Find your balance.
Debbie Chen was an active undergraduate student, participating in Campus Crusade for Christ, singing a cappella with Something Borrowed, Something Blue, and guiding first-year women as a Resident Advisor in Jarvis.
Through her involvement with the Army ROTC program, she gained valuable leadership skills and was commissioned a second lieutenant in the U.S. Army days before her graduation from Duke. Selected for the aviation branch, Chen follows in her family’s footsteps -- her grandfather flew with the legendary Flying Tigers, an American volunteer air corps that defended China against Japan.
Chen, who is training to fly Black Hawk helicopters, said there is more to life than her profession.
“It's important to have a sense of balance in life," she said. "It is awesome to know what you are called to do, be passionate about it and then pursue it. At the same time, what makes a person is not their profession or wealth; a person is physical, emotional and spiritual. It's important to take time to develop and enjoy yourself in all three aspects.”

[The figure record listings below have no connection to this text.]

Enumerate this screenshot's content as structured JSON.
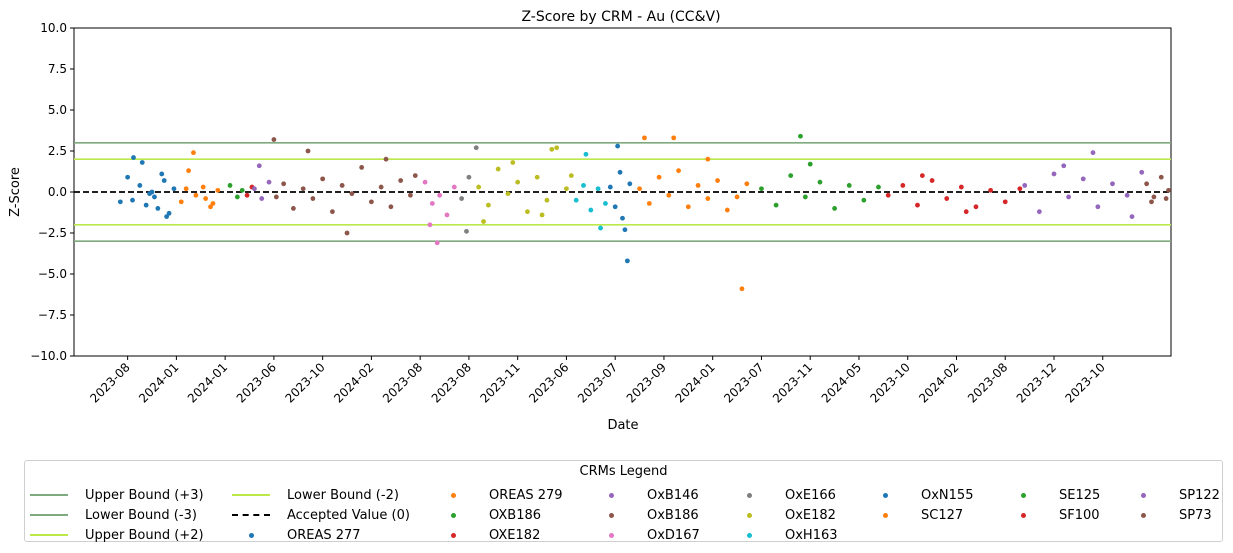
{
  "chart_data": {
    "type": "scatter",
    "title": "Z-Score by CRM - Au (CC&V)",
    "xlabel": "Date",
    "ylabel": "Z-Score",
    "ylim": [
      -10,
      10
    ],
    "yticks": [
      "10.0",
      "7.5",
      "5.0",
      "2.5",
      "0.0",
      "−2.5",
      "−5.0",
      "−7.5",
      "−10.0"
    ],
    "ytick_values": [
      10,
      7.5,
      5,
      2.5,
      0,
      -2.5,
      -5,
      -7.5,
      -10
    ],
    "xticks": [
      "2023-08",
      "2024-01",
      "2024-01",
      "2023-06",
      "2023-10",
      "2024-02",
      "2023-08",
      "2023-08",
      "2023-11",
      "2023-06",
      "2023-07",
      "2023-09",
      "2024-01",
      "2023-07",
      "2023-11",
      "2024-05",
      "2023-10",
      "2024-02",
      "2023-08",
      "2023-12",
      "2023-10"
    ],
    "x_range": [
      -1.1,
      21.4
    ],
    "grid": false,
    "reference_lines": [
      {
        "name": "Upper Bound (+3)",
        "y": 3,
        "color": "#7fa97f",
        "style": "solid"
      },
      {
        "name": "Lower Bound (-3)",
        "y": -3,
        "color": "#7fa97f",
        "style": "solid"
      },
      {
        "name": "Upper Bound (+2)",
        "y": 2,
        "color": "#bce84a",
        "style": "solid"
      },
      {
        "name": "Lower Bound (-2)",
        "y": -2,
        "color": "#bce84a",
        "style": "solid"
      },
      {
        "name": "Accepted Value (0)",
        "y": 0,
        "color": "#000000",
        "style": "dashed"
      }
    ],
    "series": [
      {
        "name": "OREAS 277",
        "color": "#1f77b4",
        "x": [
          -0.15,
          0.0,
          0.12,
          0.25,
          0.38,
          0.5,
          0.62,
          0.75,
          0.85,
          0.95,
          0.3,
          0.55,
          0.8,
          0.7,
          0.45,
          0.1
        ],
        "y": [
          -0.6,
          0.9,
          2.1,
          0.4,
          -0.8,
          0.0,
          -1.0,
          0.7,
          -1.3,
          0.2,
          1.8,
          -0.3,
          -1.5,
          1.1,
          -0.1,
          -0.5
        ]
      },
      {
        "name": "OREAS 279",
        "color": "#ff7f0e",
        "x": [
          1.1,
          1.25,
          1.4,
          1.55,
          1.7,
          1.85,
          1.35,
          1.6,
          1.2,
          1.75
        ],
        "y": [
          -0.6,
          1.3,
          -0.2,
          0.3,
          -0.9,
          0.1,
          2.4,
          -0.4,
          0.2,
          -0.7
        ]
      },
      {
        "name": "OXB186",
        "color": "#2ca02c",
        "x": [
          2.1,
          2.25,
          2.35
        ],
        "y": [
          0.4,
          -0.3,
          0.1
        ]
      },
      {
        "name": "OXE182",
        "color": "#d62728",
        "x": [
          2.45,
          2.55
        ],
        "y": [
          -0.2,
          0.3
        ]
      },
      {
        "name": "OxB146",
        "color": "#9467bd",
        "x": [
          2.6,
          2.75,
          2.9,
          2.7
        ],
        "y": [
          0.2,
          -0.4,
          0.6,
          1.6
        ]
      },
      {
        "name": "OxB186",
        "color": "#8c564b",
        "x": [
          3.05,
          3.2,
          3.4,
          3.6,
          3.8,
          4.0,
          4.2,
          4.4,
          4.6,
          4.8,
          5.0,
          5.2,
          5.4,
          5.6,
          5.8,
          3.0,
          3.7,
          4.5,
          5.3,
          5.9
        ],
        "y": [
          -0.3,
          0.5,
          -1.0,
          0.2,
          -0.4,
          0.8,
          -1.2,
          0.4,
          -0.1,
          1.5,
          -0.6,
          0.3,
          -0.9,
          0.7,
          -0.2,
          3.2,
          2.5,
          -2.5,
          2.0,
          1.0
        ]
      },
      {
        "name": "OxD167",
        "color": "#e377c2",
        "x": [
          6.1,
          6.25,
          6.4,
          6.55,
          6.7,
          6.35,
          6.2
        ],
        "y": [
          0.6,
          -0.7,
          -0.2,
          -1.4,
          0.3,
          -3.1,
          -2.0
        ]
      },
      {
        "name": "OxE166",
        "color": "#7f7f7f",
        "x": [
          6.85,
          7.0,
          7.15,
          6.95
        ],
        "y": [
          -0.4,
          0.9,
          2.7,
          -2.4
        ]
      },
      {
        "name": "OxE182",
        "color": "#bcbd22",
        "x": [
          7.2,
          7.4,
          7.6,
          7.8,
          8.0,
          8.2,
          8.4,
          8.6,
          8.8,
          9.0,
          7.3,
          7.9,
          8.5,
          9.1,
          8.7
        ],
        "y": [
          0.3,
          -0.8,
          1.4,
          -0.1,
          0.6,
          -1.2,
          0.9,
          -0.5,
          2.7,
          0.2,
          -1.8,
          1.8,
          -1.4,
          1.0,
          2.6
        ]
      },
      {
        "name": "OxH163",
        "color": "#17becf",
        "x": [
          9.2,
          9.35,
          9.5,
          9.65,
          9.8,
          9.4,
          9.7
        ],
        "y": [
          -0.5,
          0.4,
          -1.1,
          0.2,
          -0.7,
          2.3,
          -2.2
        ]
      },
      {
        "name": "OxN155",
        "color": "#1f77b4",
        "x": [
          9.9,
          10.0,
          10.1,
          10.2,
          10.3,
          10.05,
          10.25,
          10.15
        ],
        "y": [
          0.3,
          -0.9,
          1.2,
          -2.3,
          0.5,
          2.8,
          -4.2,
          -1.6
        ]
      },
      {
        "name": "SC127",
        "color": "#ff7f0e",
        "x": [
          10.5,
          10.7,
          10.9,
          11.1,
          11.3,
          11.5,
          11.7,
          11.9,
          12.1,
          12.3,
          12.5,
          12.7,
          10.6,
          11.2,
          11.9,
          12.6
        ],
        "y": [
          0.2,
          -0.7,
          0.9,
          -0.2,
          1.3,
          -0.9,
          0.4,
          -0.4,
          0.7,
          -1.1,
          -0.3,
          0.5,
          3.3,
          3.3,
          2.0,
          -5.9
        ]
      },
      {
        "name": "SE125",
        "color": "#2ca02c",
        "x": [
          13.0,
          13.3,
          13.6,
          13.9,
          14.2,
          14.5,
          14.8,
          15.1,
          15.4,
          13.8,
          14.0
        ],
        "y": [
          0.2,
          -0.8,
          1.0,
          -0.3,
          0.6,
          -1.0,
          0.4,
          -0.5,
          0.3,
          3.4,
          1.7
        ]
      },
      {
        "name": "SF100",
        "color": "#d62728",
        "x": [
          15.6,
          15.9,
          16.2,
          16.5,
          16.8,
          17.1,
          17.4,
          17.7,
          18.0,
          18.3,
          16.3,
          17.2
        ],
        "y": [
          -0.2,
          0.4,
          -0.8,
          0.7,
          -0.4,
          0.3,
          -0.9,
          0.1,
          -0.6,
          0.2,
          1.0,
          -1.2
        ]
      },
      {
        "name": "SP122",
        "color": "#9467bd",
        "x": [
          18.4,
          18.7,
          19.0,
          19.3,
          19.6,
          19.9,
          20.2,
          20.5,
          20.8,
          19.2,
          19.8,
          20.6
        ],
        "y": [
          0.4,
          -1.2,
          1.1,
          -0.3,
          0.8,
          -0.9,
          0.5,
          -0.2,
          1.2,
          1.6,
          2.4,
          -1.5
        ]
      },
      {
        "name": "SP73",
        "color": "#8c564b",
        "x": [
          20.9,
          21.05,
          21.2,
          21.35,
          21.0,
          21.3
        ],
        "y": [
          0.5,
          -0.3,
          0.9,
          0.1,
          -0.6,
          -0.4
        ]
      }
    ]
  },
  "legend": {
    "title": "CRMs Legend",
    "columns": [
      [
        {
          "label": "Upper Bound (+3)",
          "kind": "line",
          "color": "#7fa97f"
        },
        {
          "label": "Lower Bound (-3)",
          "kind": "line",
          "color": "#7fa97f"
        },
        {
          "label": "Upper Bound (+2)",
          "kind": "line",
          "color": "#bce84a"
        }
      ],
      [
        {
          "label": "Lower Bound (-2)",
          "kind": "line",
          "color": "#bce84a"
        },
        {
          "label": "Accepted Value (0)",
          "kind": "dashed",
          "color": "#000000"
        },
        {
          "label": "OREAS 277",
          "kind": "dot",
          "color": "#1f77b4"
        }
      ],
      [
        {
          "label": "OREAS 279",
          "kind": "dot",
          "color": "#ff7f0e"
        },
        {
          "label": "OXB186",
          "kind": "dot",
          "color": "#2ca02c"
        },
        {
          "label": "OXE182",
          "kind": "dot",
          "color": "#d62728"
        }
      ],
      [
        {
          "label": "OxB146",
          "kind": "dot",
          "color": "#9467bd"
        },
        {
          "label": "OxB186",
          "kind": "dot",
          "color": "#8c564b"
        },
        {
          "label": "OxD167",
          "kind": "dot",
          "color": "#e377c2"
        }
      ],
      [
        {
          "label": "OxE166",
          "kind": "dot",
          "color": "#7f7f7f"
        },
        {
          "label": "OxE182",
          "kind": "dot",
          "color": "#bcbd22"
        },
        {
          "label": "OxH163",
          "kind": "dot",
          "color": "#17becf"
        }
      ],
      [
        {
          "label": "OxN155",
          "kind": "dot",
          "color": "#1f77b4"
        },
        {
          "label": "SC127",
          "kind": "dot",
          "color": "#ff7f0e"
        }
      ],
      [
        {
          "label": "SE125",
          "kind": "dot",
          "color": "#2ca02c"
        },
        {
          "label": "SF100",
          "kind": "dot",
          "color": "#d62728"
        }
      ],
      [
        {
          "label": "SP122",
          "kind": "dot",
          "color": "#9467bd"
        },
        {
          "label": "SP73",
          "kind": "dot",
          "color": "#8c564b"
        }
      ]
    ]
  }
}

Her company commander, Captain Kristina Connelly, is an excellent role model for Chen and her peers.
“Through her life, example and words, she has modeled that sense of balance and is an outstanding officer," Chen said. "What makes her unique is that she understands us as individuals and encourages all of us to strive for excellence in our lives both within and outside of the Army.”
Chen advises first-year women at Duke to slow down and remember what makes you “you.” For her, that involved taking time for God and creating life-long friendships.
“Take advantage of the great opportunities Duke has to offer, pursue that dream profession and change your world, but if all you live on is a dream, then one day that dream will burn you out and disappoint you," she said.
As a first-year student, Chen said she was aware that she was young and naive and would need to seek out new experiences to help her see the world through a different perspective.
“I chose to not sit idly by and just hope I would magically become someone who makes a difference," she remembered. "People who change the world choose to grow, and then they encourage the world to grow with them.”